WHILE there were no reports of fatalities or major injuries in Venezuela, Tuesday’s 7.3 magnitude earthquake was regarded as the largest quake to strike the South American nation since 1900.
A report in USA Today said the powerful earthquake shook Venezuela’s northeastern coast, forcing residents in Caracas to evacuate buildings and interrupting a pro-government rally in support of controversial economic reforms.
In Cumana, the biggest city near the quake’s centre, supermarket shelves came crashing down.
At a shopping centre, a woman caught in the panic of people rushing out of the building fell on an escalator and injured herself. In downtown Caracas, concrete from the top floors of the unfinished Tower of David skyscraper fell to the sidewalk, forcing firefighters to close off traffic. A block away, children wearing surgical masks stretched their neck toward the 620-foot building after having fled a nearby foundation for poor children suffering from cancer.

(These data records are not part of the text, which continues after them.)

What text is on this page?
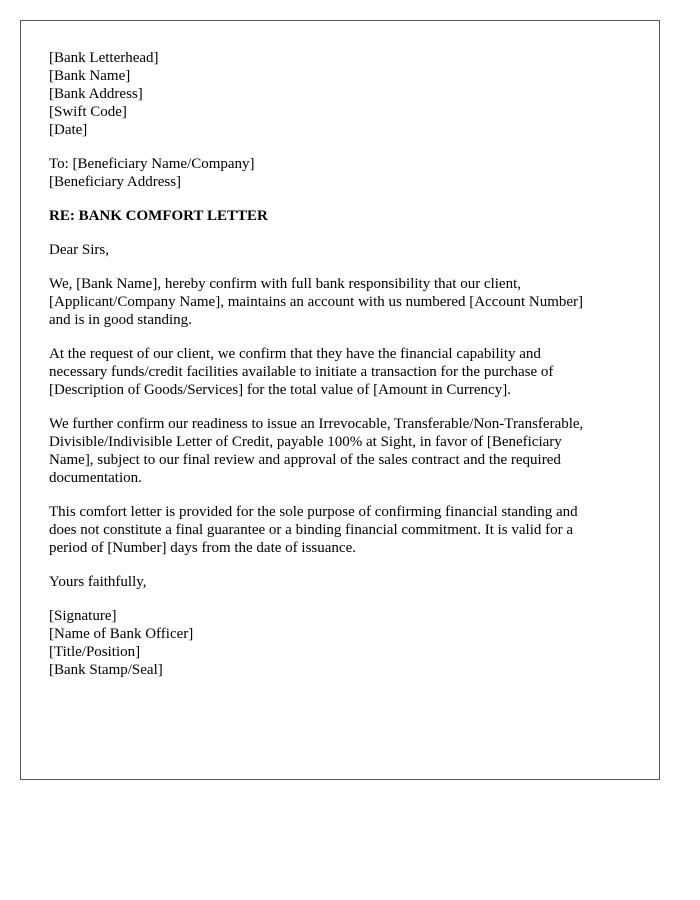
[Bank Letterhead]
[Bank Name]
[Bank Address]
[Swift Code]
[Date]
To: [Beneficiary Name/Company]
[Beneficiary Address]
RE: BANK COMFORT LETTER
Dear Sirs,

We, [Bank Name], hereby confirm with full bank responsibility that our client,
[Applicant/Company Name], maintains an account with us numbered [Account Number]
and is in good standing.

At the request of our client, we confirm that they have the financial capability and
necessary funds/credit facilities available to initiate a transaction for the purchase of
[Description of Goods/Services] for the total value of [Amount in Currency].

We further confirm our readiness to issue an Irrevocable, Transferable/Non-Transferable,
Divisible/Indivisible Letter of Credit, payable 100% at Sight, in favor of [Beneficiary
Name], subject to our final review and approval of the sales contract and the required
documentation.

This comfort letter is provided for the sole purpose of confirming financial standing and
does not constitute a final guarantee or a binding financial commitment. It is valid for a
period of [Number] days from the date of issuance.

Yours faithfully,
[Signature]
[Name of Bank Officer]
[Title/Position]
[Bank Stamp/Seal]
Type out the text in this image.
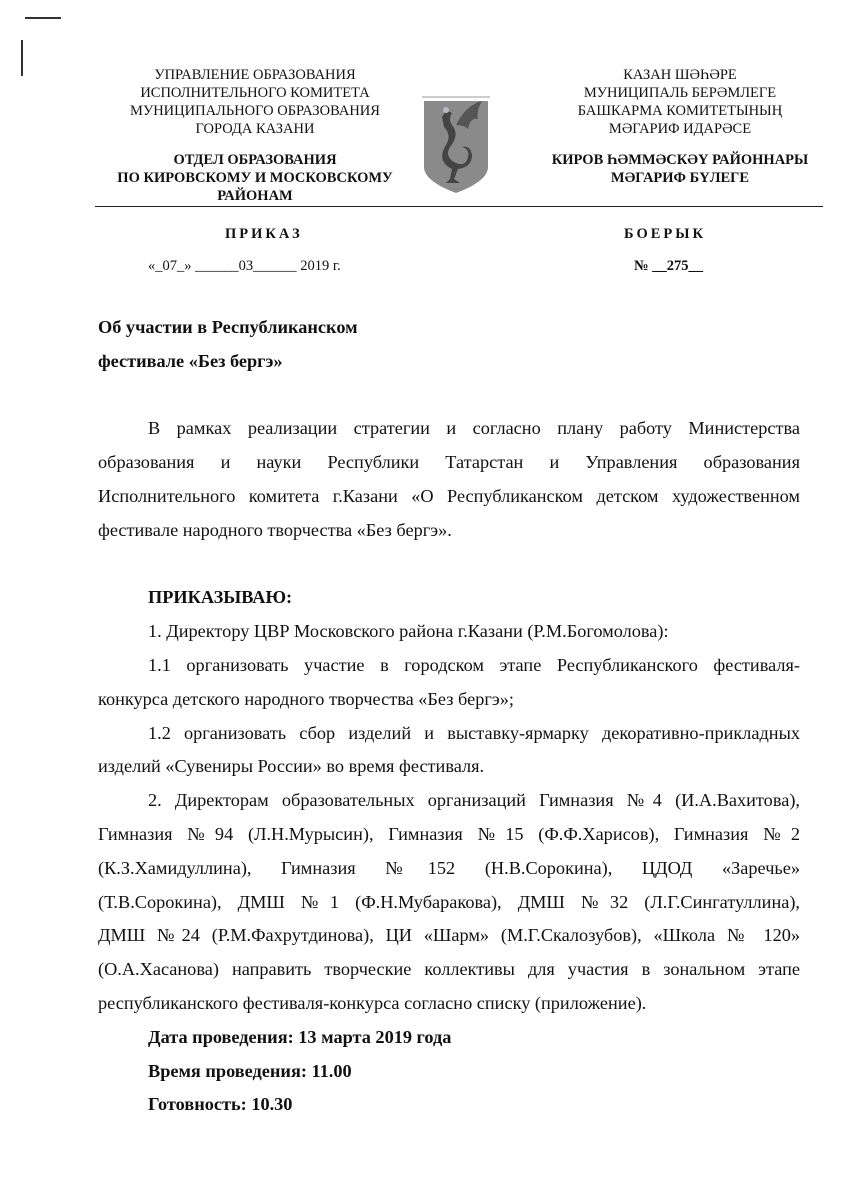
УПРАВЛЕНИЕ ОБРАЗОВАНИЯ
ИСПОЛНИТЕЛЬНОГО КОМИТЕТА
МУНИЦИПАЛЬНОГО ОБРАЗОВАНИЯ
ГОРОДА КАЗАНИ
ОТДЕЛ ОБРАЗОВАНИЯ
ПО КИРОВСКОМУ И МОСКОВСКОМУ
РАЙОНАМ
КАЗАН ШӘҺӘРЕ
МУНИЦИПАЛЬ БЕРӘМЛЕГЕ
БАШКАРМА КОМИТЕТЫНЫҢ
МӘГАРИФ ИДАРӘСЕ
КИРОВ ҺӘММӘСКӘҮ РАЙОННАРЫ
МӘГАРИФ БҮЛЕГЕ
ПРИКАЗ	БОЕРЫК
«_07_» ______03______ 2019 г.	№ __275__
Об участии в Республиканском
фестивале «Без бергэ»
В рамках реализации стратегии и согласно плану работу Министерства
образования и науки Республики Татарстан и Управления образования
Исполнительного комитета г.Казани «О Республиканском детском художественном
фестивале народного творчества «Без бергэ».
ПРИКАЗЫВАЮ:
1. Директору ЦВР Московского района г.Казани (Р.М.Богомолова):
1.1 организовать участие в городском этапе Республиканского фестиваля-
конкурса детского народного творчества «Без бергэ»;
1.2 организовать сбор изделий и выставку-ярмарку декоративно-прикладных
изделий «Сувениры России» во время фестиваля.
2. Директорам образовательных организаций Гимназия №4 (И.А.Вахитова),
Гимназия №94 (Л.Н.Мурысин), Гимназия №15 (Ф.Ф.Харисов), Гимназия №2
(К.З.Хамидуллина), Гимназия №152 (Н.В.Сорокина), ЦДОД «Заречье»
(Т.В.Сорокина), ДМШ №1 (Ф.Н.Мубаракова), ДМШ №32 (Л.Г.Сингатуллина),
ДМШ №24 (Р.М.Фахрутдинова), ЦИ «Шарм» (М.Г.Скалозубов), «Школа № 120»
(О.А.Хасанова) направить творческие коллективы для участия в зональном этапе
республиканского фестиваля-конкурса согласно списку (приложение).
Дата проведения: 13 марта 2019 года
Время проведения: 11.00
Готовность: 10.30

“We felt something strong and they told everyone to run,” said Marisela Lopez, who was at the foundation with her seven-year-old daughter when the quake struck.
Another media report said experts have long warned that Venezuela’s cash-strapped government is ill-prepared to deal with a major natural disaster. Interior Minister Nestor Reverol said that disaster relief teams had been activated but so far there were no reports of fatalities. “We ask for the greatest patience and tranquility from the Venezuelan people,” he said in a televised address. “These situations require prudence.”
Efforts to contact Venezuelan Ambassador to TT, Coromoto Godoy Calderon, for comment were unsuccessful.
The quake was felt in TT at a magnitude of 6.9. Other parts of the southern Caribbean were also affected by the earthquake.